On peut s’interroger sur le choix d’une présentation à rebours pour cette histoire intime de l’art… La présence de l’installation Sas de contamination de Thomas Hirschhorn dans les premières salles de l’Hôtel de Caumont explique en partie cette construction du parcours. Créée spécialement pour l’inauguration de la Collection Lambert à Avignon en 2000 et jamais remontrée depuis, elle a été réactivée à l’occasion du projet « notre musée » en septembre dernier. Qu’elle soit restée en place pour « Une histoire intime de l’art » apparaît comme une évidence… D’autres contraintes tel que le volume des espaces et l’importance de l’éclairage naturel ont sans doute également orienté ces options pour l’accrochage.

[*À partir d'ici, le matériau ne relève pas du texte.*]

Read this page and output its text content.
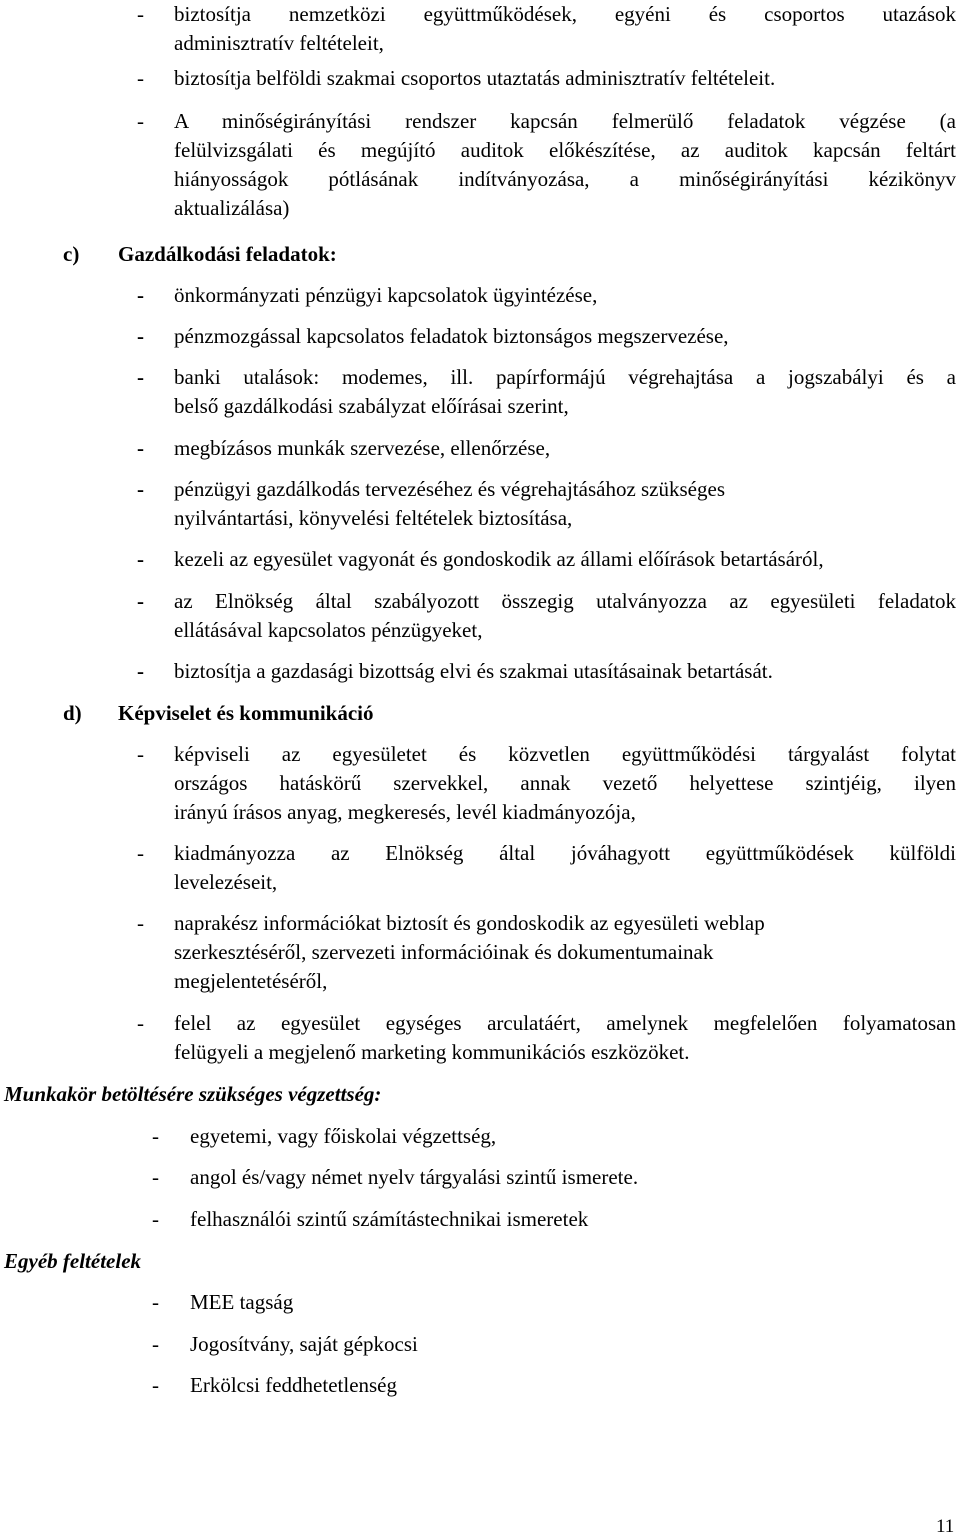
- biztosítja nemzetközi együttműködések, egyéni és csoportos utazások
adminisztratív feltételeit,
- biztosítja belföldi szakmai csoportos utaztatás adminisztratív feltételeit.
- A minőségirányítási rendszer kapcsán felmerülő feladatok végzése (a
felülvizsgálati és megújító auditok előkészítése, az auditok kapcsán feltárt
hiányosságok pótlásának indítványozása, a minőségirányítási kézikönyv
aktualizálása)
c) Gazdálkodási feladatok:
- önkormányzati pénzügyi kapcsolatok ügyintézése,
- pénzmozgással kapcsolatos feladatok biztonságos megszervezése,
- banki utalások: modemes, ill. papírformájú végrehajtása a jogszabályi és a
belső gazdálkodási szabályzat előírásai szerint,
- megbízásos munkák szervezése, ellenőrzése,
- pénzügyi gazdálkodás tervezéséhez és végrehajtásához szükséges
nyilvántartási, könyvelési feltételek biztosítása,
- kezeli az egyesület vagyonát és gondoskodik az állami előírások betartásáról,
- az Elnökség által szabályozott összegig utalványozza az egyesületi feladatok
ellátásával kapcsolatos pénzügyeket,
- biztosítja a gazdasági bizottság elvi és szakmai utasításainak betartását.
d) Képviselet és kommunikáció
- képviseli az egyesületet és közvetlen együttműködési tárgyalást folytat
országos hatáskörű szervekkel, annak vezető helyettese szintjéig, ilyen
irányú írásos anyag, megkeresés, levél kiadmányozója,
- kiadmányozza az Elnökség által jóváhagyott együttműködések külföldi
levelezéseit,
- naprakész információkat biztosít és gondoskodik az egyesületi weblap
szerkesztéséről, szervezeti információinak és dokumentumainak
megjelentetéséről,
- felel az egyesület egységes arculatáért, amelynek megfelelően folyamatosan
felügyeli a megjelenő marketing kommunikációs eszközöket.
Munkakör betöltésére szükséges végzettség:
- egyetemi, vagy főiskolai végzettség,
- angol és/vagy német nyelv tárgyalási szintű ismerete.
- felhasználói szintű számítástechnikai ismeretek
Egyéb feltételek
- MEE tagság
- Jogosítvány, saját gépkocsi
- Erkölcsi feddhetetlenség
11
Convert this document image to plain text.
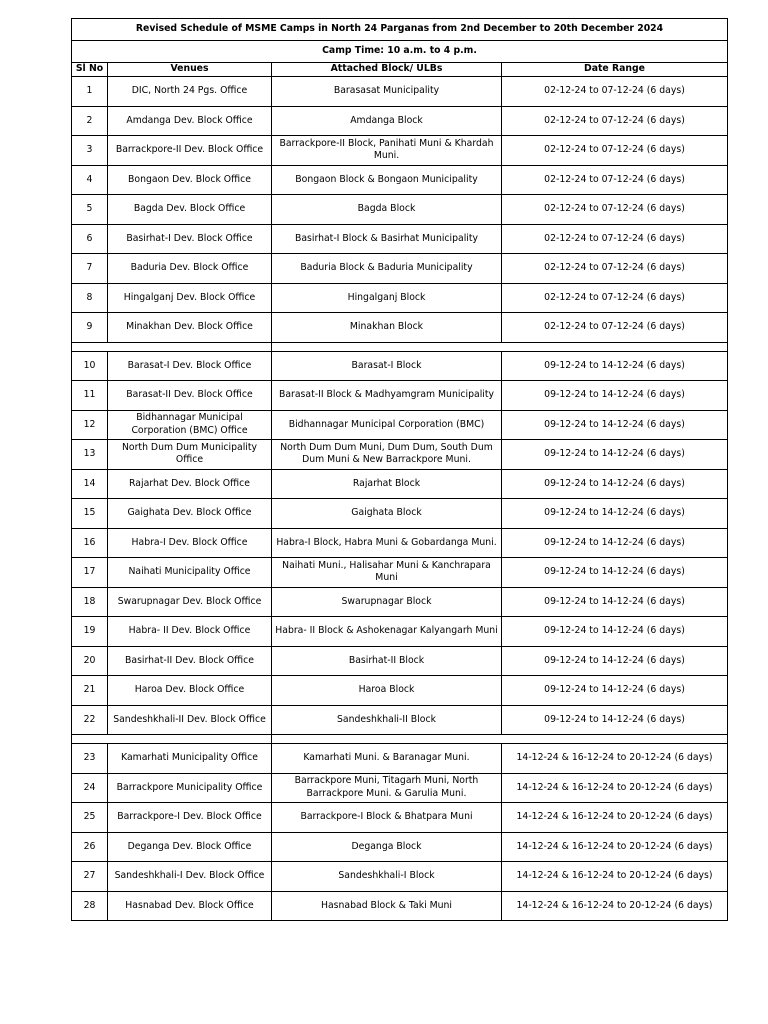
Revised Schedule of MSME Camps in North 24 Parganas from 2nd December to 20th December 2024			
Camp Time: 10 a.m. to 4 p.m.			
Sl No	Venues	Attached Block/ ULBs	Date Range
1	DIC, North 24 Pgs. Office	Barasasat Municipality	02-12-24 to 07-12-24 (6 days)
2	Amdanga Dev. Block Office	Amdanga Block	02-12-24 to 07-12-24 (6 days)
3	Barrackpore-II Dev. Block Office	Barrackpore-II Block, Panihati Muni & Khardah Muni.	02-12-24 to 07-12-24 (6 days)
4	Bongaon Dev. Block Office	Bongaon Block & Bongaon Municipality	02-12-24 to 07-12-24 (6 days)
5	Bagda Dev. Block Office	Bagda Block	02-12-24 to 07-12-24 (6 days)
6	Basirhat-I Dev. Block Office	Basirhat-I Block & Basirhat Municipality	02-12-24 to 07-12-24 (6 days)
7	Baduria Dev. Block Office	Baduria Block & Baduria Municipality	02-12-24 to 07-12-24 (6 days)
8	Hingalganj Dev. Block Office	Hingalganj Block	02-12-24 to 07-12-24 (6 days)
9	Minakhan Dev. Block Office	Minakhan Block	02-12-24 to 07-12-24 (6 days)

10	Barasat-I Dev. Block Office	Barasat-I Block	09-12-24 to 14-12-24 (6 days)
11	Barasat-II Dev. Block Office	Barasat-II Block & Madhyamgram Municipality	09-12-24 to 14-12-24 (6 days)
12	Bidhannagar Municipal Corporation (BMC) Office	Bidhannagar Municipal Corporation (BMC)	09-12-24 to 14-12-24 (6 days)
13	North Dum Dum Municipality Office	North Dum Dum Muni, Dum Dum, South Dum Dum Muni & New Barrackpore Muni.	09-12-24 to 14-12-24 (6 days)
14	Rajarhat Dev. Block Office	Rajarhat Block	09-12-24 to 14-12-24 (6 days)
15	Gaighata Dev. Block Office	Gaighata Block	09-12-24 to 14-12-24 (6 days)
16	Habra-I Dev. Block Office	Habra-I Block, Habra Muni & Gobardanga Muni.	09-12-24 to 14-12-24 (6 days)
17	Naihati Municipality Office	Naihati Muni., Halisahar Muni & Kanchrapara Muni	09-12-24 to 14-12-24 (6 days)
18	Swarupnagar Dev. Block Office	Swarupnagar Block	09-12-24 to 14-12-24 (6 days)
19	Habra- II Dev. Block Office	Habra- II Block & Ashokenagar Kalyangarh Muni	09-12-24 to 14-12-24 (6 days)
20	Basirhat-II Dev. Block Office	Basirhat-II Block	09-12-24 to 14-12-24 (6 days)
21	Haroa Dev. Block Office	Haroa Block	09-12-24 to 14-12-24 (6 days)
22	Sandeshkhali-II Dev. Block Office	Sandeshkhali-II Block	09-12-24 to 14-12-24 (6 days)

23	Kamarhati Municipality Office	Kamarhati Muni. & Baranagar Muni.	14-12-24 & 16-12-24 to 20-12-24 (6 days)
24	Barrackpore Municipality Office	Barrackpore Muni, Titagarh Muni, North Barrackpore Muni. & Garulia Muni.	14-12-24 & 16-12-24 to 20-12-24 (6 days)
25	Barrackpore-I Dev. Block Office	Barrackpore-I Block & Bhatpara Muni	14-12-24 & 16-12-24 to 20-12-24 (6 days)
26	Deganga Dev. Block Office	Deganga Block	14-12-24 & 16-12-24 to 20-12-24 (6 days)
27	Sandeshkhali-I Dev. Block Office	Sandeshkhali-I Block	14-12-24 & 16-12-24 to 20-12-24 (6 days)
28	Hasnabad Dev. Block Office	Hasnabad Block & Taki Muni	14-12-24 & 16-12-24 to 20-12-24 (6 days)
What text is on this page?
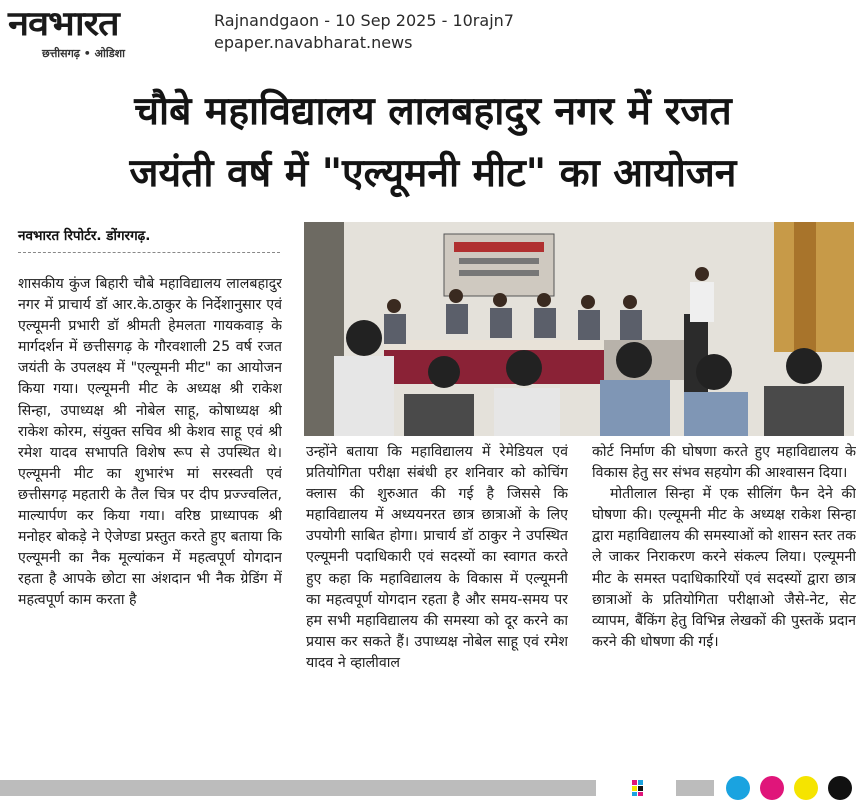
नवभारत
छत्तीसगढ़ • ओडिशा
Rajnandgaon - 10 Sep 2025 - 10rajn7
epaper.navabharat.news
चौबे महाविद्यालय लालबहादुर नगर में रजत
जयंती वर्ष में "एल्यूमनी मीट" का आयोजन
नवभारत रिपोर्टर. डोंगरगढ़.

शासकीय कुंज बिहारी चौबे महाविद्यालय लालबहादुर नगर में प्राचार्य डॉ आर.के.ठाकुर के निर्देशानुसार एवं एल्यूमनी प्रभारी डॉ श्रीमती हेमलता गायकवाड़ के मार्गदर्शन में छत्तीसगढ़ के गौरवशाली 25 वर्ष रजत जयंती के उपलक्ष्य में "एल्यूमनी मीट" का आयोजन किया गया। एल्यूमनी मीट के अध्यक्ष श्री राकेश सिन्हा, उपाध्यक्ष श्री नोबेल साहू, कोषाध्यक्ष श्री राकेश कोरम, संयुक्त सचिव श्री केशव साहू एवं श्री रमेश यादव सभापति विशेष रूप से उपस्थित थे। एल्यूमनी मीट का शुभारंभ मां सरस्वती एवं छत्तीसगढ़ महतारी के तैल चित्र पर दीप प्रज्ज्वलित, माल्यार्पण कर किया गया। वरिष्ठ प्राध्यापक श्री मनोहर बोकड़े ने ऐजेण्डा प्रस्तुत करते हुए बताया कि एल्यूमनी का नैक मूल्यांकन में महत्वपूर्ण योगदान रहता है आपके छोटा सा अंशदान भी नैक ग्रेडिंग में महत्वपूर्ण काम करता है

उन्होंने बताया कि महाविद्यालय में रेमेडियल एवं प्रतियोगिता परीक्षा संबंधी हर शनिवार को कोचिंग क्लास की शुरुआत की गई है जिससे कि महाविद्यालय में अध्ययनरत छात्र छात्राओं के लिए उपयोगी साबित होगा। प्राचार्य डॉ ठाकुर ने उपस्थित एल्यूमनी पदाधिकारी एवं सदस्यों का स्वागत करते हुए कहा कि महाविद्यालय के विकास में एल्यूमनी का महत्वपूर्ण योगदान रहता है और समय-समय पर हम सभी महाविद्यालय की समस्या को दूर करने का प्रयास कर सकते हैं। उपाध्यक्ष नोबेल साहू एवं रमेश यादव ने व्हालीवाल

कोर्ट निर्माण की घोषणा करते हुए महाविद्यालय के विकास हेतु सर संभव सहयोग की आश्वासन दिया।

मोतीलाल सिन्हा में एक सीलिंग फैन देने की घोषणा की। एल्यूमनी मीट के अध्यक्ष राकेश सिन्हा द्वारा महाविद्यालय की समस्याओं को शासन स्तर तक ले जाकर निराकरण करने संकल्प लिया। एल्यूमनी मीट के समस्त पदाधिकारियों एवं सदस्यों द्वारा छात्र छात्राओं के प्रतियोगिता परीक्षाओ जैसे-नेट, सेट व्यापम, बैंकिंग हेतु विभिन्न लेखकों की पुस्तकें प्रदान करने की धोषणा की गई।
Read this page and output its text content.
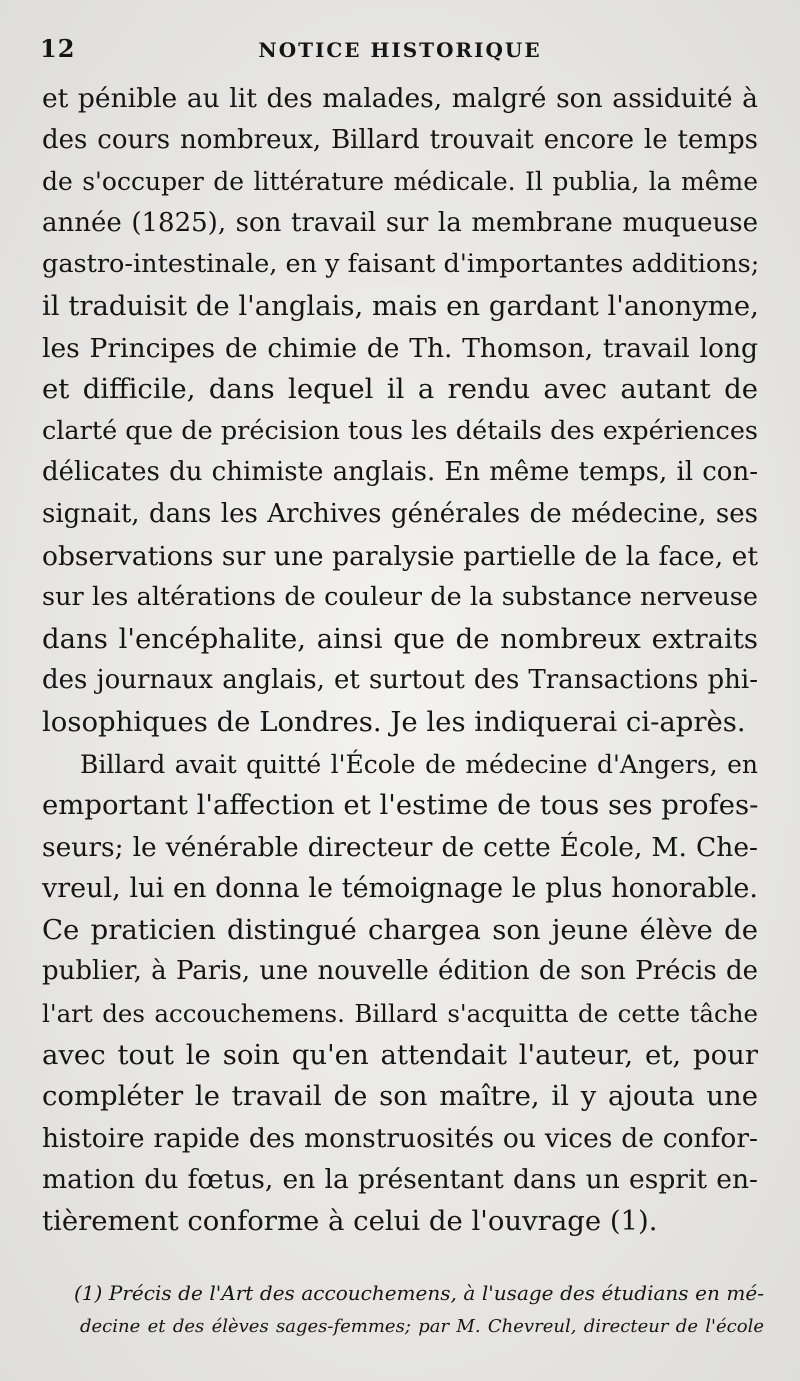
12	NOTICE HISTORIQUE
et pénible au lit des malades, malgré son assiduité à
des cours nombreux, Billard trouvait encore le temps
de s'occuper de littérature médicale. Il publia, la même
année (1825), son travail sur la membrane muqueuse
gastro-intestinale, en y faisant d'importantes additions;
il traduisit de l'anglais, mais en gardant l'anonyme,
les Principes de chimie de Th. Thomson, travail long
et difficile, dans lequel il a rendu avec autant de
clarté que de précision tous les détails des expériences
délicates du chimiste anglais. En même temps, il con-
signait, dans les Archives générales de médecine, ses
observations sur une paralysie partielle de la face, et
sur les altérations de couleur de la substance nerveuse
dans l'encéphalite, ainsi que de nombreux extraits
des journaux anglais, et surtout des Transactions phi-
losophiques de Londres. Je les indiquerai ci-après.
Billard avait quitté l'École de médecine d'Angers, en
emportant l'affection et l'estime de tous ses profes-
seurs; le vénérable directeur de cette École, M. Che-
vreul, lui en donna le témoignage le plus honorable.
Ce praticien distingué chargea son jeune élève de
publier, à Paris, une nouvelle édition de son Précis de
l'art des accouchemens. Billard s'acquitta de cette tâche
avec tout le soin qu'en attendait l'auteur, et, pour
compléter le travail de son maître, il y ajouta une
histoire rapide des monstruosités ou vices de confor-
mation du fœtus, en la présentant dans un esprit en-
tièrement conforme à celui de l'ouvrage (1).
(1) Précis de l'Art des accouchemens, à l'usage des étudians en mé-
decine et des élèves sages-femmes; par M. Chevreul, directeur de l'école
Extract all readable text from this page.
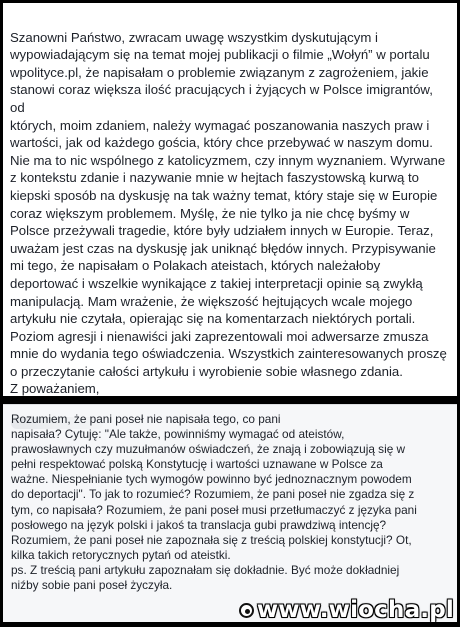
Szanowni Państwo, zwracam uwagę wszystkim dyskutującym i
wypowiadającym się na temat mojej publikacji o filmie „Wołyń” w portalu
wpolityce.pl, że napisałam o problemie związanym z zagrożeniem, jakie
stanowi coraz większa ilość pracujących i żyjących w Polsce imigrantów, od
których, moim zdaniem, należy wymagać poszanowania naszych praw i
wartości, jak od każdego gościa, który chce przebywać w naszym domu.
Nie ma to nic wspólnego z katolicyzmem, czy innym wyznaniem. Wyrwane
z kontekstu zdanie i nazywanie mnie w hejtach faszystowską kurwą to
kiepski sposób na dyskusję na tak ważny temat, który staje się w Europie
coraz większym problemem. Myślę, że nie tylko ja nie chcę byśmy w
Polsce przeżywali tragedie, które były udziałem innych w Europie. Teraz,
uważam jest czas na dyskusję jak uniknąć błędów innych. Przypisywanie
mi tego, że napisałam o Polakach ateistach, których należałoby
deportować i wszelkie wynikające z takiej interpretacji opinie są zwykłą
manipulacją. Mam wrażenie, że większość hejtujących wcale mojego
artykułu nie czytała, opierając się na komentarzach niektórych portali.
Poziom agresji i nienawiści jaki zaprezentowali moi adwersarze zmusza
mnie do wydania tego oświadczenia. Wszystkich zainteresowanych proszę
o przeczytanie całości artykułu i wyrobienie sobie własnego zdania.
Z poważaniem,

Rozumiem, że pani poseł nie napisała tego, co pani
napisała? Cytuję: "Ale także, powinniśmy wymagać od ateistów,
prawosławnych czy muzułmanów oświadczeń, że znają i zobowiązują się w
pełni respektować polską Konstytucję i wartości uznawane w Polsce za
ważne. Niespełnianie tych wymogów powinno być jednoznacznym powodem
do deportacji". To jak to rozumieć? Rozumiem, że pani poseł nie zgadza się z
tym, co napisała? Rozumiem, że pani poseł musi przetłumaczyć z języka pani
posłowego na język polski i jakoś ta translacja gubi prawdziwą intencję?
Rozumiem, że pani poseł nie zapoznała się z treścią polskiej konstytucji? Ot,
kilka takich retorycznych pytań od ateistki.
ps. Z treścią pani artykułu zapoznałam się dokładnie. Być może dokładniej
niźby sobie pani poseł życzyła.
www.wiocha.pl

Selon Stéphane Ibars, le regard rétrospectif sur sa collection n’est pas essentiel chez Yvon Lambert. Son attention, rappelle-t-il, s’est toujours portée sur la création la plus contemporaine, et elle le reste peut-être encore plus aujourd’hui. Pour les deux hommes, commencer cette histoire intime de l’art avec les œuvres les plus récentes de la donation, par celles qui rendent compte de « la manière dont nous pensons le monde, et comment nous le racontons » actuellement, s’imposait avec évidence.
Il convenait donc de proposer aux visiteur·euse·s, en en particulier aux jeunes générations, de débuter d’abord par des artistes partis à la rencontre du réel et par des œuvres qui « refléteraient ce qu’ils/elles sont ». Cette option audacieuse fait le pari, semble-t-il, réussi, que la (re)découverte de pièces plus anciennes et plus radicales, notamment de celles des nouvelles avant-gardes des années 1960-70, serait ainsi plus limpide… et montrerait ainsi la cohérence des choix du collectionneur.
Celles et ceux qui connaissent bien le fonds conservé à Avignon et l’itinéraire d’Yvon Lambert n’auront guère de difficulté à retrouver dans les séquences de cette histoire intime de l’art la « succession d’émotions » qui a forgé cette collection unique. Le parcours antichronologique leur permettra sans doute de renouveler leurs regards sur les œuvres exposées et de percevoir sous un autre angle les « raisons » et les circonstances qui ont conduit à leurs acquisitions.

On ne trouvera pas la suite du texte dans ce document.